The Economic Environment
Key economic indicators remained positive, encouraged by favourable monetary policies which enabled the steady decline of inflation and lowered lending rates. A marked revival in tourism and foreign remittance incomes further reinforced this buoyant economic outlook causing the US dollar to drop below Rs.300 for the first time since June 2023. The Finance Ministry announced the successful conclusion of the international bond restructuring process, completing the country’s sovereign debt restructuring exercise.
Private sector-lead investments spurred the construction industry, encouraged by a decline in the overall prices of construction materials and the stabilized borrowing environment. The Central Bank’s decision to maintain the policy rates coupled with the stable economic outlook, gave confidence to private sector investors to pursue new construction projects. The Purchasing Managers’ Index for the Construction Industry rebounded in the first two months of the quarter, propelled by the increase in both new orders and quantity of purchases.
Outlook
The leadership team of the Group awaits the presentation of the new government’s budget in February, to inform its planning for the calendar year. However, there are some positive indications that have had a direct impact on the industry momentum. The stipulated downward revisions to APIT (Advance Personal Income Tax) are expected to improve residual income of consumers and expand domestic economic activity. The World Bank has announced their participation in this process with strategic support for education, rural development, and renewable energy sectors. The banking sector has reported an increase in the number of new applications for construction related loans in the form of home loans and borrowings by contractors and developers for residential and commercial projects. This is indicative of the predevelopment period that typically precedes a construction industry boom.

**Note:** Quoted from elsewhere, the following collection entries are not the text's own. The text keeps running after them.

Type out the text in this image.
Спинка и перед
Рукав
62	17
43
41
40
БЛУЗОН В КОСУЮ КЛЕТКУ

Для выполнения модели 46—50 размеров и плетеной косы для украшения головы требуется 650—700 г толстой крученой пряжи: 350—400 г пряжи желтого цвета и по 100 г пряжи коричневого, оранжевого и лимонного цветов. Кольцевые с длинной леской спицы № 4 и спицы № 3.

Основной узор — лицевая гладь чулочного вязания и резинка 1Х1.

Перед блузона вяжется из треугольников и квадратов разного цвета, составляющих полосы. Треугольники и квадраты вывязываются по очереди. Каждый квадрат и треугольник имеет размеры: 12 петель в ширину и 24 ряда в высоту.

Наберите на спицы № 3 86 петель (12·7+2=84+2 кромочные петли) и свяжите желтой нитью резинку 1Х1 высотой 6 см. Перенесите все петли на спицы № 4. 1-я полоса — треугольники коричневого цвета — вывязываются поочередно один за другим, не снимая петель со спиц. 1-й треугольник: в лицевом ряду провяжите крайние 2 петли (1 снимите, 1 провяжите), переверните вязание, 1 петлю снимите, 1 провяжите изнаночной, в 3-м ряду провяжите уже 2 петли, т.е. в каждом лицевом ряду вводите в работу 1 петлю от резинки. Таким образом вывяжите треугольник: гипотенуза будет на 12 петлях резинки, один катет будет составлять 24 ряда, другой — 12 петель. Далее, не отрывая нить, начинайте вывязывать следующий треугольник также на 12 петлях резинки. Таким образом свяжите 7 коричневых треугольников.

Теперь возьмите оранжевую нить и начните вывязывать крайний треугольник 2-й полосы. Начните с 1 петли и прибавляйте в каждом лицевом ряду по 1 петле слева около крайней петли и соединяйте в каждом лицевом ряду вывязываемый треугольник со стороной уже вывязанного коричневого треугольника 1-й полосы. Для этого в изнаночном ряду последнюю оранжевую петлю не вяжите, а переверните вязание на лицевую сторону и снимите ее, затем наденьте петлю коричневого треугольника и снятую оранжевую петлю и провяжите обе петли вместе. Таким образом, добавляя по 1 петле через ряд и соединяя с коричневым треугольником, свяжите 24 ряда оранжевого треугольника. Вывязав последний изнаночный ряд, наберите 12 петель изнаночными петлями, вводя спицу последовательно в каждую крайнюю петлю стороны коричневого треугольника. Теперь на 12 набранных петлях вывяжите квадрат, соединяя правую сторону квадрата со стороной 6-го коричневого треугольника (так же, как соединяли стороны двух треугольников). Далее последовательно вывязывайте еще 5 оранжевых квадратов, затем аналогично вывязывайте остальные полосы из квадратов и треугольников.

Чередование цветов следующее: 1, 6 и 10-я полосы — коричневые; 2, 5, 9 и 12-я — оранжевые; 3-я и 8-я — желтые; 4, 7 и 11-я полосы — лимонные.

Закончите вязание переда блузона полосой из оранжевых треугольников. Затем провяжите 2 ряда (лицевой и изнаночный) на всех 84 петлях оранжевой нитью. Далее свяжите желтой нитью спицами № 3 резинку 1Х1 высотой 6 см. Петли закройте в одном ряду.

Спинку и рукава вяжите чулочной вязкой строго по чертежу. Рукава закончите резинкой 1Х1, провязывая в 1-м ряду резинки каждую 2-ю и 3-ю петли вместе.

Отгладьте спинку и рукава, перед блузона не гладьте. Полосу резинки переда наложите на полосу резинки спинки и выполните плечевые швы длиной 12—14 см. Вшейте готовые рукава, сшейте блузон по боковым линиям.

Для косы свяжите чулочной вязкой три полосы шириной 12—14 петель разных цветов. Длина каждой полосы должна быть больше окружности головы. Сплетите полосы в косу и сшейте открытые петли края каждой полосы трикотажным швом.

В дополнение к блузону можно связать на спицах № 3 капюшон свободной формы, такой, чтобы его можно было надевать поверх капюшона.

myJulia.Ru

The construction industry is expected to continue its upwards movement, with the commencement of new and previously paused building projects led by the private sector developers. Some of the state sector infrastructure development projects including the Kandy Multimodal Transport Terminal Development Project funded by the World Bank, the section of the Central Expressway between Kadawatha to Meerigama funded by the Japanese Government and Phase II of the Bandaranaike International Airport Development Project funded by the Japan International Cooperation Agency (JICA), are expected to bring in much anticipated market growth.
Whilst maintaining its conservative outlook for the short to medium term, Tokyo Cement remains optimistic of stabilisation of the country’s economic fundamentals as the year progresses. The Group will maintain the stringent cost control measures already in place to protect the interests of its stakeholders. The Tokyo Cement Group remains agile to the changes in the business environment and stands ready to be an active participant in the country’s efforts to reignite the economy.